Melco Resorts to Pay For Crown’s Failings in New South Wales

Posted on: February 7, 2022, 09:11h. 

Last updated on: February 7, 2022, 12:20h.

Crown Resorts had to pay to cover the costs of the New South Wales (NSW) investigation into its operations. Now, Melco Resorts and Entertainment is going to have to pay as well.

Lawrence Ho
Lawrence Ho, seen during an interview with Macau Business. The Melco Resorts and Entertainment CEO is locked in a battle with New South Wales over the price of the latter’s investigation into Crown Resorts. (Image: Macau Business)

After the Independent Liquor and Gaming Authority (ILGA) found Crown Resorts unsuitable for a gaming license in NSW, it added insult to injury.

It hit the casino operator with a bill for AU$12.5 million (US$8.88 million) to cover the costs. The ILGA also handed Melco Resorts a bill for AU$3.7 million (US $2.63 million). However, it still hasn’t taken care of the debt.

The Australian Financial Review reports that the ILGA doesn’t want to keep waiting for its payment. It is suing Melco over the outstanding bill, sending its lawsuit to Australia’s Supreme Court.

Bergin Inquiry Comes at Considerable Cost

The Bergin inquiry took 18 months to complete before finding Crown guilty of egregious lapses of judgment. The operator, once seemingly impervious to regulatory scrutiny, suddenly found itself charged with gross money-laundering violations, machine tampering, and more.

The NSW investigation involved numerous lawyers, analysts and more, which drove the state’s costs high. When it was determined that Crown was at fault, the ILGA determined it should pay for the investigation.
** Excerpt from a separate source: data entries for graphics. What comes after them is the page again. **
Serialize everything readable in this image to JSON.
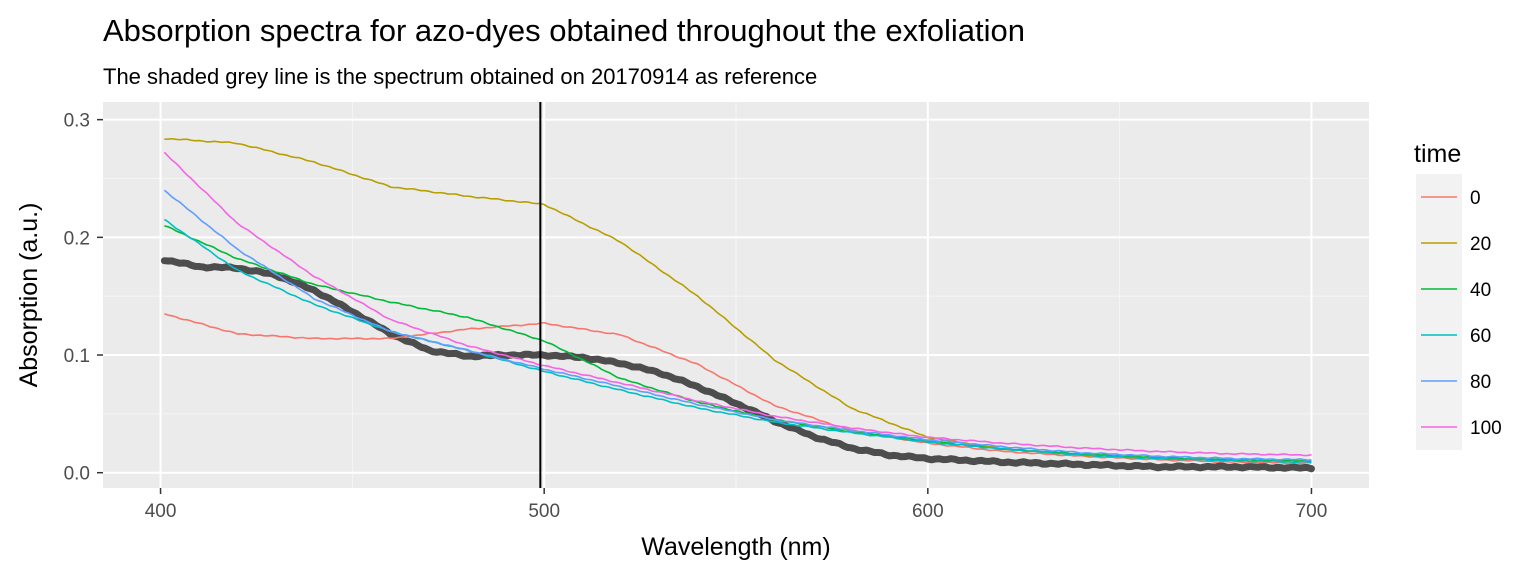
{
  "chart_data": {
    "type": "line",
    "title": "Absorption spectra for azo-dyes obtained throughout the exfoliation",
    "subtitle": "The shaded grey line is the spectrum obtained on 20170914 as reference",
    "xlabel": "Wavelength (nm)",
    "ylabel": "Absorption (a.u.)",
    "xlim": [
      385,
      715
    ],
    "ylim": [
      -0.013,
      0.315
    ],
    "x_ticks": [
      400,
      500,
      600,
      700
    ],
    "y_ticks": [
      0.0,
      0.1,
      0.2,
      0.3
    ],
    "x_tick_labels": [
      "400",
      "500",
      "600",
      "700"
    ],
    "y_tick_labels": [
      "0.0",
      "0.1",
      "0.2",
      "0.3"
    ],
    "grid": true,
    "legend_position": "right",
    "legend_title": "time",
    "vline": {
      "x": 499,
      "color": "#000000"
    },
    "x": [
      401,
      420,
      440,
      460,
      480,
      500,
      520,
      540,
      560,
      580,
      600,
      620,
      640,
      660,
      680,
      700
    ],
    "series": [
      {
        "name": "0",
        "color": "#F8766D",
        "values": [
          0.135,
          0.118,
          0.114,
          0.114,
          0.122,
          0.127,
          0.117,
          0.092,
          0.057,
          0.036,
          0.025,
          0.018,
          0.014,
          0.011,
          0.009,
          0.008
        ]
      },
      {
        "name": "20",
        "color": "#B79F00",
        "values": [
          0.284,
          0.28,
          0.264,
          0.243,
          0.235,
          0.228,
          0.196,
          0.15,
          0.096,
          0.055,
          0.03,
          0.02,
          0.015,
          0.012,
          0.011,
          0.01
        ]
      },
      {
        "name": "40",
        "color": "#00BA38",
        "values": [
          0.21,
          0.182,
          0.16,
          0.145,
          0.132,
          0.112,
          0.08,
          0.06,
          0.045,
          0.035,
          0.027,
          0.02,
          0.016,
          0.013,
          0.011,
          0.01
        ]
      },
      {
        "name": "60",
        "color": "#00BFC4",
        "values": [
          0.215,
          0.172,
          0.143,
          0.12,
          0.104,
          0.086,
          0.07,
          0.055,
          0.043,
          0.034,
          0.026,
          0.02,
          0.015,
          0.012,
          0.01,
          0.009
        ]
      },
      {
        "name": "80",
        "color": "#619CFF",
        "values": [
          0.24,
          0.19,
          0.148,
          0.12,
          0.104,
          0.088,
          0.073,
          0.058,
          0.045,
          0.036,
          0.028,
          0.022,
          0.017,
          0.014,
          0.012,
          0.011
        ]
      },
      {
        "name": "100",
        "color": "#F564E3",
        "values": [
          0.272,
          0.212,
          0.167,
          0.13,
          0.108,
          0.091,
          0.076,
          0.061,
          0.048,
          0.038,
          0.03,
          0.025,
          0.021,
          0.018,
          0.016,
          0.015
        ]
      }
    ],
    "reference": {
      "color": "#4d4d4d",
      "x": [
        401,
        410,
        420,
        430,
        440,
        450,
        460,
        470,
        480,
        490,
        500,
        510,
        520,
        530,
        540,
        550,
        560,
        570,
        580,
        590,
        600,
        620,
        640,
        660,
        680,
        700
      ],
      "values": [
        0.181,
        0.175,
        0.174,
        0.168,
        0.155,
        0.137,
        0.118,
        0.104,
        0.099,
        0.1,
        0.1,
        0.098,
        0.093,
        0.085,
        0.073,
        0.059,
        0.044,
        0.031,
        0.021,
        0.015,
        0.012,
        0.009,
        0.007,
        0.005,
        0.005,
        0.004
      ]
    }
  }
}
Melco played a crucial role in the state’s investigation. Regulators determined that Crown continued to deal with the company even though it had been cast out by the ILGA.

The late Stanley Ho was once an investor in Crown’s operations, as well as a substantial owner of Melco. His son is Lawrence Ho, the CEO of Melco. The gaming regulator had banned the elder Ho from acquiring a stake in Crown operations, with the stipulation included when Crown was given its NSW license.
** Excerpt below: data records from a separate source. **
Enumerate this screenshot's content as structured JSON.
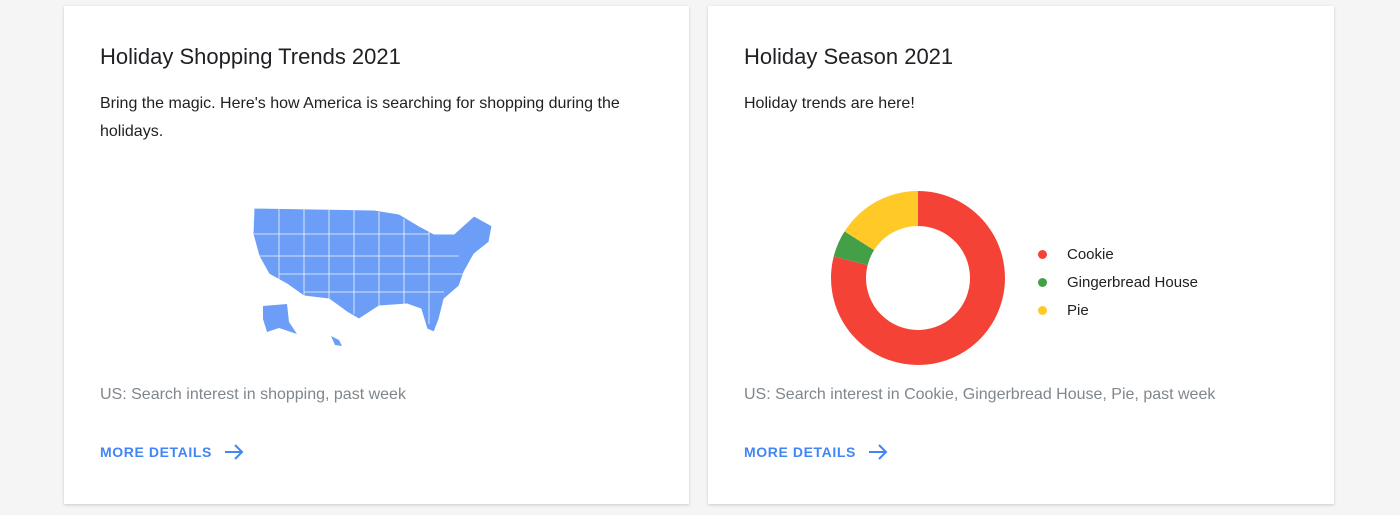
{
  "cards": [
    {
      "title": "Holiday Shopping Trends 2021",
      "description": "Bring the magic. Here's how America is searching for shopping during the holidays.",
      "footnote": "US: Search interest in shopping, past week",
      "more_label": "MORE DETAILS",
      "map_color": "#6c9ef8"
    },
    {
      "title": "Holiday Season 2021",
      "description": "Holiday trends are here!",
      "footnote": "US: Search interest in Cookie, Gingerbread House, Pie, past week",
      "more_label": "MORE DETAILS"
    }
  ],
  "chart_data": {
    "type": "pie",
    "donut": true,
    "categories": [
      "Cookie",
      "Gingerbread House",
      "Pie"
    ],
    "values": [
      79,
      5,
      16
    ],
    "colors": [
      "#f44336",
      "#43a047",
      "#ffca28"
    ],
    "legend": "right"
  },
  "accent": "#4285f4"
}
However, this didn’t prevent Crown founder and former boss James Packer from working a deal with Stanley Ho in 2019. He sold the blacklisted individual 10% of his holdings, a move he conveniently “forgot” when he was testifying during the Bergin inquiry.

NSW Gives Crown a Pass

Stanley Ho was persona non grata for his alleged ties to organized crime in Australia and across Asia. Just the mention of his connection to criminal gangs was enough for NSW to act.

However, the Bergin inquiry ultimately gave Crown a free pass on the deal between Packer and Ho. Officials concluded that the deal was so secretive that Crown’s board was oblivious to what was happening.

Most of that board, like Packer, is no longer with the company. As it continues to overcome similar challenges in Victoria and Western Australia, the Crown has taken steps to appease regulators. It worked in Victoria, where the company is now on probation for two years. The results of the Western Australia investigation are due in the next few weeks.

Melco Not Running from Obligations

Melco asserts that the ILGA is to blame for the delay in paying the bill. It has reportedly tried to work with the regulator to understand a breakdown of the charges, but hasn’t been satisfied with the results.

We have previously requested information from ILGA in an effort to reach an amicable resolution. Despite this request, we have not received the information that is necessary for Melco to adequately assess ILGA’s claim,” said a Melco spokesperson.

Perhaps the ILGA doesn’t feel it needs to explain how it reached the figure it has requested. The Supreme Court will determine what happens next, with both sides meeting in court this Friday, Feb. 11.